Unfortunately, there's a limit to how much we can increase the density of our inner suburbs without compromising their historic character. Some of the objectors to infill may just be Nimby's worried about diluting their property values, but some of the developers' efforts make no pretense about being about anything other than quick, cheap profit. So if we're to fight urban sprawl, Wellington might need more high-rise apartments in the CBD and Te Aro. And in case you think that I'm a fan of skyscrapers, have a look at these guys!

2 Comments:

At 9:19 am, November 23, 2005, Anonymous Todd said...

Hi Tom,

I'm the skyscraper guy your talking about, lol. Well i'm not as big a skyscraper nut as some on that forum, I try and balance my environmental side with my love of the (tall)urban.
I love your blog by the way, great to read someone who has similar thoguhts to me! A rarity indeed. As a town planning student your comments are indeed refreshing.

Cheers.

 
At 7:18 pm, November 24, 2005, Blogger David said...

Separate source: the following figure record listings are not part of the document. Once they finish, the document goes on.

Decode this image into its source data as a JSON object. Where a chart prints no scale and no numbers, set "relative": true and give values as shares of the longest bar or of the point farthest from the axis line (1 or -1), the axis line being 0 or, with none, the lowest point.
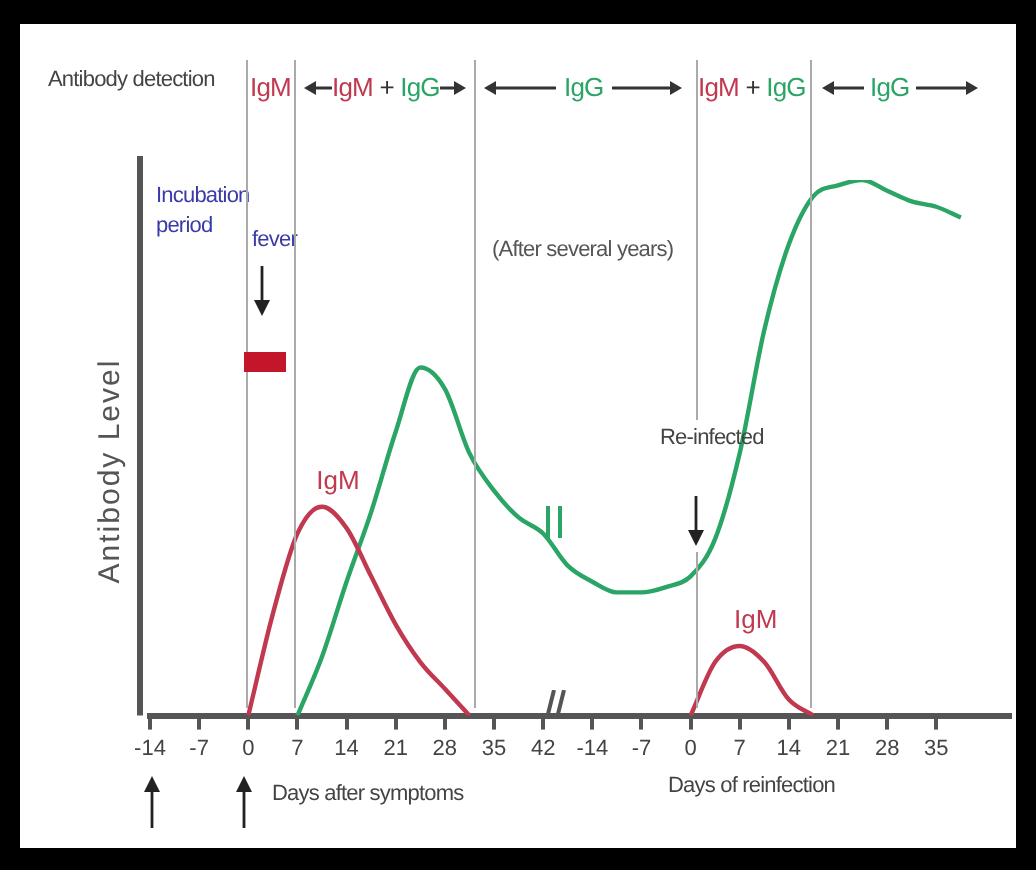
{
  "chart_data": {
    "type": "line",
    "relative": true,
    "ylabel": "Antibody Level",
    "legend": false,
    "grid": false,
    "marker": "none",
    "categories": [
      "-14",
      null,
      "-7",
      null,
      "0",
      null,
      "7",
      null,
      "14",
      null,
      "21",
      null,
      "28",
      null,
      "35",
      null,
      "42",
      null,
      "-14",
      null,
      "-7",
      null,
      "0",
      null,
      "7",
      null,
      "14",
      null,
      "21",
      null,
      "28",
      null,
      "35",
      null,
      null,
      null
    ],
    "series": [
      {
        "name": "IgM",
        "color": "#c0394f",
        "values": [
          null,
          null,
          null,
          null,
          0,
          0.19,
          0.34,
          0.39,
          0.35,
          0.26,
          0.17,
          0.1,
          0.05,
          0,
          null,
          null,
          null,
          null,
          null,
          null,
          null,
          null,
          null,
          null,
          null,
          null,
          null,
          null,
          null,
          null,
          null,
          null,
          null,
          null,
          null,
          null
        ]
      },
      {
        "color": "#2aa566",
        "values": [
          null,
          null,
          null,
          null,
          null,
          null,
          0,
          0.11,
          0.25,
          0.38,
          0.53,
          0.65,
          0.61,
          0.49,
          0.42,
          0.37,
          0.34,
          0.28,
          0.25,
          0.23,
          0.23,
          0.24,
          0.26,
          0.33,
          0.49,
          0.72,
          0.88,
          0.97,
          0.99,
          1,
          0.98,
          0.96,
          0.95,
          0.93,
          null,
          null
        ]
      },
      {
        "name": "IgM",
        "color": "#c0394f",
        "values": [
          null,
          null,
          null,
          null,
          null,
          null,
          null,
          null,
          null,
          null,
          null,
          null,
          null,
          null,
          null,
          null,
          null,
          null,
          null,
          null,
          null,
          null,
          0,
          0.1,
          0.13,
          0.1,
          0.03,
          0,
          null,
          null,
          null,
          null,
          null,
          null,
          null,
          null
        ]
      }
    ],
    "annotations": [
      "Antibody detection",
      "IgM",
      "IgM + IgG",
      "IgG",
      "IgM + IgG",
      "IgG",
      "Incubation period",
      "fever",
      "(After several years)",
      "Re-infected",
      "Days after symptoms",
      "Days of reinfection"
    ]
  }
}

Thanks for the comprehensive reply, Tom. But my home town is Wellington, I just live in Australia.

There is a reasonable population living in the CBD here these days, and it is growing. Even the military help out, with a couple of 10-ish story blocks across the road from me. The question now with the 33 floor block is whether this is going to turn us in to the Gold Coast. I object to Surfers, but mainly because the high rises are strung out along the beach, cast shadow across the beach by mid afternoon, and because of the tacky tourist nature of the place. If we can have a high rise skyline concentrated on our CBD, which sits on a rocky bit of land jutting out in to the harbour but without beaches, then I'm in favour.

I'd be in favour in Wellington, as well, and can't for the life of me see why the rail yards take up a couple of sq km of land when you could cover it with apartment blocks with absolutely brilliant views. All without disturbing anything even remotely heritage related.